MENTAL HEALTH. A subject i still have a hard time talking about even with having more than four years of therapy under my belt. When i was growing up, I was taught that therapy was meant for “cuckoo” people and self-care was selfish. My family was good at sweeping issues under the rug and letting them stay there, only to come back to haunt us later on. I was an avid runner, soccer player, and “doer” that never liked to slow down. That was until I got injured. Surgery meant no running for at least 6 months, no soccer for at least 1 year, and no more constantly “doing stuff”. This is when my downward spiral began. I found myself calling into work frequently, most days I couldn’t get out of bed, I couldn’t eat and I felt no interest in the activities I once loved. I was depressed but i didn’t know it. Luckily, my friends noticed that I wasn’t coming around as often and that my demeanor had changed. So they suggested I go to counseling that was offered at my university for free. I fought it for weeks but i finally made an appointment. And that’s where my journey began! I was later diagnosed with depression, anxiety and an eating disorder. I realized that I wasn’t depressed because of my injury, I was depressed because i’d spent 26 years running from my problems, literally and figuratively. For years, I’d used drugs, alcohol, sex, exercise and food to cover them up. It took me having to slow down to realize that i was not okay and hadn’t been for a long time. There is more to this story, of course. I’m still here fighting. I now practice self-care and I play outside as much as possible. And I STILL go to my weekly therapy sessions.
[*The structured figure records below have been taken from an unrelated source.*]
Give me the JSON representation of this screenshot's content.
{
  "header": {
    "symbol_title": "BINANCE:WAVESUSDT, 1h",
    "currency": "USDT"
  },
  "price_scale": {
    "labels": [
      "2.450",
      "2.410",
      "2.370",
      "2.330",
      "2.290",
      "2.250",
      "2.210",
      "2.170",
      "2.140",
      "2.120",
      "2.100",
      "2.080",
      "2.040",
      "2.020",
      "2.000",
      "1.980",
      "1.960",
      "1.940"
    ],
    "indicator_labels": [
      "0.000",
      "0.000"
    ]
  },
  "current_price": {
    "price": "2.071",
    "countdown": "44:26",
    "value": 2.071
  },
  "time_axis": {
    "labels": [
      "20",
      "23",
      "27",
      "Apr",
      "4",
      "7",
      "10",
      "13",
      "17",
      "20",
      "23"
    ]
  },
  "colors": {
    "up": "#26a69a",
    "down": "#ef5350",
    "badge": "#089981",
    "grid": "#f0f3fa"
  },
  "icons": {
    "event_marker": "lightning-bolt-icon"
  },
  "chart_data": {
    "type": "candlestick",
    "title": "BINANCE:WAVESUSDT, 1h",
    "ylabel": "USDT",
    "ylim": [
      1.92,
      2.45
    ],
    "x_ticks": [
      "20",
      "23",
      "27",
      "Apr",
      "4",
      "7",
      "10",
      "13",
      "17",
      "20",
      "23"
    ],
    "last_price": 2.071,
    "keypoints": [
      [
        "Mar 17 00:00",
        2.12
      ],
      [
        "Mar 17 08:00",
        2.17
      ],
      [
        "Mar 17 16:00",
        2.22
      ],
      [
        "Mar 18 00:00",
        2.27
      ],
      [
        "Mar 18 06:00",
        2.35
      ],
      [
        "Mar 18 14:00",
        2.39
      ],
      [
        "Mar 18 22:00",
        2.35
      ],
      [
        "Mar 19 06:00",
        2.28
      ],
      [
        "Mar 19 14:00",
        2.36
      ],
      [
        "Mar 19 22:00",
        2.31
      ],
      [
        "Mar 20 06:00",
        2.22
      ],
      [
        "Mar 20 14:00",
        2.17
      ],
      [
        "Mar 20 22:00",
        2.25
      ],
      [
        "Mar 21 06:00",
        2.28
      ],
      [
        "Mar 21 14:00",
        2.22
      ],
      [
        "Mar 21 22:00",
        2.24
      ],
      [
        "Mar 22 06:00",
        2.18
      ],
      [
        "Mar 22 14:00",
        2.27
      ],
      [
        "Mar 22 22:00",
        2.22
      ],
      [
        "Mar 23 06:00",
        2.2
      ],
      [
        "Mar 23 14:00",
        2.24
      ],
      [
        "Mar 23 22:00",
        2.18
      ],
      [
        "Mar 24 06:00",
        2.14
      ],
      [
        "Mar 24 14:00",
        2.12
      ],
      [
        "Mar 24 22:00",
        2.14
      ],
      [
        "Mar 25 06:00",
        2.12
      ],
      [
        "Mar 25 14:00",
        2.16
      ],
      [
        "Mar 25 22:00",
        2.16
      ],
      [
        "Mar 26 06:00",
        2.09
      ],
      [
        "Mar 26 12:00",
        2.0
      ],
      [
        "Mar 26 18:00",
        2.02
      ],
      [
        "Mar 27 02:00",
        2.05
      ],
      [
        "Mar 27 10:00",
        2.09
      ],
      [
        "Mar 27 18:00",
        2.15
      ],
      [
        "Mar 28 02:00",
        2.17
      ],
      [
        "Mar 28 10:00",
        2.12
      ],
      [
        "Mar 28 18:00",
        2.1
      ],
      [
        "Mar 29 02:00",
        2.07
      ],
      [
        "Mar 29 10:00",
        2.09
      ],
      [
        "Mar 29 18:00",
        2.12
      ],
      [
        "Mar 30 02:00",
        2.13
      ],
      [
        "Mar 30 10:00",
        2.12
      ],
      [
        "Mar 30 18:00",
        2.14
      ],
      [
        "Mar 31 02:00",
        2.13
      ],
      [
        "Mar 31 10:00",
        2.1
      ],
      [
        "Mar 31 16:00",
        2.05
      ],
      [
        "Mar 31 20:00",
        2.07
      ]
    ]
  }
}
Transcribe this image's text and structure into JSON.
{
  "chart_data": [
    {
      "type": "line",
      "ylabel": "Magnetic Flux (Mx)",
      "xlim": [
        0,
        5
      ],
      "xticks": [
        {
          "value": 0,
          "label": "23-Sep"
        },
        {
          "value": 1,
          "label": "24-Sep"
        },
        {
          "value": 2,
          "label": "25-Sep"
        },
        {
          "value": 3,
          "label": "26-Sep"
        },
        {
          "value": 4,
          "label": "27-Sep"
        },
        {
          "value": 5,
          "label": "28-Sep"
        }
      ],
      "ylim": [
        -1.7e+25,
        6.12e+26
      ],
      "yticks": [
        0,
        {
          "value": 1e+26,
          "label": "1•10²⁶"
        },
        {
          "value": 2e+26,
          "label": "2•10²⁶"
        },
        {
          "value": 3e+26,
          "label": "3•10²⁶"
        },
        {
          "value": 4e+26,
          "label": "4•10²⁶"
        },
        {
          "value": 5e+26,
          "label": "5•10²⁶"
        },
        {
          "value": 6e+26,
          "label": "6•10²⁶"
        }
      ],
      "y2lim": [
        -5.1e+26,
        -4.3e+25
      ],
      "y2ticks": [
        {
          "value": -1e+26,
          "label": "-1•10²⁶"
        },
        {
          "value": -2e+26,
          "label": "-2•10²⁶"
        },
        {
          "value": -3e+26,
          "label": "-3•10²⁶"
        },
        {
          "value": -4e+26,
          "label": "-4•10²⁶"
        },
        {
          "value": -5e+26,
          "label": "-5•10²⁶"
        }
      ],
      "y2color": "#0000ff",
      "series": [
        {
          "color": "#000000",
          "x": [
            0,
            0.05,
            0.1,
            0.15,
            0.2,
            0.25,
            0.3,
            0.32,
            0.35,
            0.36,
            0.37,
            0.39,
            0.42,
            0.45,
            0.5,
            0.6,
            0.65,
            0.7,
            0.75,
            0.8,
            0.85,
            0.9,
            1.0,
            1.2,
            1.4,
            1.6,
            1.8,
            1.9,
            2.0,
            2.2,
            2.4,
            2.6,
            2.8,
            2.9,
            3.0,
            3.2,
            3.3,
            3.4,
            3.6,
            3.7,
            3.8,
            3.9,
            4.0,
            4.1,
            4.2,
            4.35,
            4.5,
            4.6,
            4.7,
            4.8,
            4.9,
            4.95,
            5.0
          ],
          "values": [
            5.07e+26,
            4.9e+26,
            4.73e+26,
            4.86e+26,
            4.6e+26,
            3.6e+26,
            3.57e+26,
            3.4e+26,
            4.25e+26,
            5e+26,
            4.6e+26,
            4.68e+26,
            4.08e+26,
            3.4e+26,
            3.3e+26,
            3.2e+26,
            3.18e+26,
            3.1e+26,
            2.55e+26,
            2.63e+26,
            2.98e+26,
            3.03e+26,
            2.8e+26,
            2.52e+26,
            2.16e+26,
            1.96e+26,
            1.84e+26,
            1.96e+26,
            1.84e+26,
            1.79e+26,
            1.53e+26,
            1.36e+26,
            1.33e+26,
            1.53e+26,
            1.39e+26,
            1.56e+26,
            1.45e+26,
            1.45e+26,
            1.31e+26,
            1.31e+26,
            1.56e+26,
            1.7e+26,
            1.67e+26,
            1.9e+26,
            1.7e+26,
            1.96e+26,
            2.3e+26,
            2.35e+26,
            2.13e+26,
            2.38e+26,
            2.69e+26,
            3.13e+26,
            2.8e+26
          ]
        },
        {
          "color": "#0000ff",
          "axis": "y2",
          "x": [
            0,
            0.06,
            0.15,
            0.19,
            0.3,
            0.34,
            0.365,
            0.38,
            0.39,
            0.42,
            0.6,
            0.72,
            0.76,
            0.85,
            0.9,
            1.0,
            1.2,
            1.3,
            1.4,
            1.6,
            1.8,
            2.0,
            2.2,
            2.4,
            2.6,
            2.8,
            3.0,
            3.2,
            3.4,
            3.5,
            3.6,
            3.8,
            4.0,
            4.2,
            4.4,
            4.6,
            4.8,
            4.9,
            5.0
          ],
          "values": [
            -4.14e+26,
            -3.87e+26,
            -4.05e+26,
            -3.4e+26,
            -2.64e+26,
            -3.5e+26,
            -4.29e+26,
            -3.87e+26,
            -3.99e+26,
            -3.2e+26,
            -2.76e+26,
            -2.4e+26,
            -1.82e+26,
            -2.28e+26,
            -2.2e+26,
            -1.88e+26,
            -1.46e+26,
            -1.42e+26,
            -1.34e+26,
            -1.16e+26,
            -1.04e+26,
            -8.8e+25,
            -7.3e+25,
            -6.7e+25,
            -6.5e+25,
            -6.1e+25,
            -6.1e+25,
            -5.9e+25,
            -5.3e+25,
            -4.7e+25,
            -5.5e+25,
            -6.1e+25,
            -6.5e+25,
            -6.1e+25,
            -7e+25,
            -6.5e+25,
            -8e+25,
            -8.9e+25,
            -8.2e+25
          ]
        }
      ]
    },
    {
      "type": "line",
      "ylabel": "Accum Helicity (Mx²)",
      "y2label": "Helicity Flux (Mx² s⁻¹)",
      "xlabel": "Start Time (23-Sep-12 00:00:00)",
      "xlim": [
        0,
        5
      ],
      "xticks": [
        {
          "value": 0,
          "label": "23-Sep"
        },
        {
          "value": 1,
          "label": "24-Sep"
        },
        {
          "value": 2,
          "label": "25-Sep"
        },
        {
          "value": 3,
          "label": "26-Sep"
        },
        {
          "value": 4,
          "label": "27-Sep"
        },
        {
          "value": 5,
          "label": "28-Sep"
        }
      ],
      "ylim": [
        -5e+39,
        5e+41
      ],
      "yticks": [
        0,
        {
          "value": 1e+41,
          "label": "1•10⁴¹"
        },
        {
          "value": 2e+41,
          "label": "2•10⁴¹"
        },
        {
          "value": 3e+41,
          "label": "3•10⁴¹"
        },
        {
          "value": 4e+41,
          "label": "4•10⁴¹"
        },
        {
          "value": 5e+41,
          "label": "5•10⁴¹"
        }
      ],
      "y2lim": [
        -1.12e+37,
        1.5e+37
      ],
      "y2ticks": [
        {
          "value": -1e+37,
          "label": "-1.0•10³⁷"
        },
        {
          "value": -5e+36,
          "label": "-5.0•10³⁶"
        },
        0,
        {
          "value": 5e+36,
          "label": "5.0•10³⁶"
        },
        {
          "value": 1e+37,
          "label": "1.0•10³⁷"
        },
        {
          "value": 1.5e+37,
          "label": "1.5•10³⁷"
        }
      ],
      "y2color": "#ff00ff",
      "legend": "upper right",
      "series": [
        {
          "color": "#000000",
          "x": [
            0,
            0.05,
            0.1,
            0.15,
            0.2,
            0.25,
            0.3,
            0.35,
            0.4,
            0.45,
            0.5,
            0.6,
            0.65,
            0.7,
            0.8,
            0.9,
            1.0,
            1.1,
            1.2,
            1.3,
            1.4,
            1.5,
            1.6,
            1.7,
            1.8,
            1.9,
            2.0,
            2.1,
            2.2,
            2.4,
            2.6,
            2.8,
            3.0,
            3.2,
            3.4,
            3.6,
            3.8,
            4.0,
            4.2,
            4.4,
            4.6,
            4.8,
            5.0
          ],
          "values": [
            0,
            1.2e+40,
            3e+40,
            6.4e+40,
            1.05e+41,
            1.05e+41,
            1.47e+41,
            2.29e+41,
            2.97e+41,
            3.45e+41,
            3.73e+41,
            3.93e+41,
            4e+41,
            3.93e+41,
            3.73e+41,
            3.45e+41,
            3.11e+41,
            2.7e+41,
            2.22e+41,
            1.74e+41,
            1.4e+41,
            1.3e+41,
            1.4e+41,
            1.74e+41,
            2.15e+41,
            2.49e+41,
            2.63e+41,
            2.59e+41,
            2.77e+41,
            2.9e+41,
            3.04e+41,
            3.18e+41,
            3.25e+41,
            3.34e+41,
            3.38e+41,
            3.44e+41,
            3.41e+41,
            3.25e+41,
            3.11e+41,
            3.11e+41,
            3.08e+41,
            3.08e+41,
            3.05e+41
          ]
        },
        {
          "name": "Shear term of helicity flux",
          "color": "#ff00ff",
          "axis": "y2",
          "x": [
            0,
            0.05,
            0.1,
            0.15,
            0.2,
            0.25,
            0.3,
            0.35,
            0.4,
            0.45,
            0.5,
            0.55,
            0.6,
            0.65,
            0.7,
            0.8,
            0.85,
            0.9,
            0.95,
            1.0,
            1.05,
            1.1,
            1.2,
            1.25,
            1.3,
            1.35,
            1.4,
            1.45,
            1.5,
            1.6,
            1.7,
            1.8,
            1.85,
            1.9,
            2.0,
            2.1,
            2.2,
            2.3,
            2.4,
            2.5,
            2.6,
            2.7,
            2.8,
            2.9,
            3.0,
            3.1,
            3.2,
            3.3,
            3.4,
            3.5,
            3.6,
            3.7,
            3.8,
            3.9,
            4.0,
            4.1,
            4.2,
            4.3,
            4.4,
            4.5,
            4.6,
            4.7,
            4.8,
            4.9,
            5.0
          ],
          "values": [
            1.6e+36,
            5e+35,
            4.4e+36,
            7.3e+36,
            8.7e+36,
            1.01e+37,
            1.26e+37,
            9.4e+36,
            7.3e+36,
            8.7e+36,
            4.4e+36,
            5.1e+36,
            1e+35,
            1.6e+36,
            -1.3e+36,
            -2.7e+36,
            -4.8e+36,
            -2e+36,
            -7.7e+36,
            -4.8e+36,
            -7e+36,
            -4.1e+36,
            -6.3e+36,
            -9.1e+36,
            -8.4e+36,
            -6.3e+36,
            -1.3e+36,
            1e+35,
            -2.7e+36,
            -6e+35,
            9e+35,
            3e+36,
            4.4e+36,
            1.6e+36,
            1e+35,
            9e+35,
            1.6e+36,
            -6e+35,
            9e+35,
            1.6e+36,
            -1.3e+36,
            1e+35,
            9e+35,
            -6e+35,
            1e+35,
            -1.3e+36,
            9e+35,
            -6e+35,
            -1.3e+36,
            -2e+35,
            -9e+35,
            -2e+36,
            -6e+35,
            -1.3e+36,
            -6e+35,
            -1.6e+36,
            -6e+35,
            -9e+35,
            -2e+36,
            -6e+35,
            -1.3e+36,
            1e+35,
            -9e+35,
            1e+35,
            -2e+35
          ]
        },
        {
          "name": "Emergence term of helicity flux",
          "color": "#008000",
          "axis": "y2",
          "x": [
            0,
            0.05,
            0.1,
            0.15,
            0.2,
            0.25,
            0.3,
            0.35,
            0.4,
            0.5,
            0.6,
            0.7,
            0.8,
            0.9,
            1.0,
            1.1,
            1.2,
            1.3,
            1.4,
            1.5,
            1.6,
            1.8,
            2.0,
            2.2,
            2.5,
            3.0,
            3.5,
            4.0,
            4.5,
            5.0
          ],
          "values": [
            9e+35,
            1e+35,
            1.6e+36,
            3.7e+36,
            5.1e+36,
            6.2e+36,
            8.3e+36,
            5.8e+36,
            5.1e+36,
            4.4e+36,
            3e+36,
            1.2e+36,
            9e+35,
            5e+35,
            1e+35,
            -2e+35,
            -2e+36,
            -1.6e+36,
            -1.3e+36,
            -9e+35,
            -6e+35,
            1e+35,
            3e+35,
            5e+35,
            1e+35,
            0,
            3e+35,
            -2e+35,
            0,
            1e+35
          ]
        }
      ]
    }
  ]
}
Even writing this post is apart of my journey.

I wrote all of this to say:

It is okay to talk about mental health. It’s okay to reach out to a loved one that is struggling. It’s okay to change the way you and your family deal with mental illness. It’s okay to ask for help. It’s okay to be the first in your family to go to therapy. It’s okay to have self-care time. It’s okay to not be okay all of the time.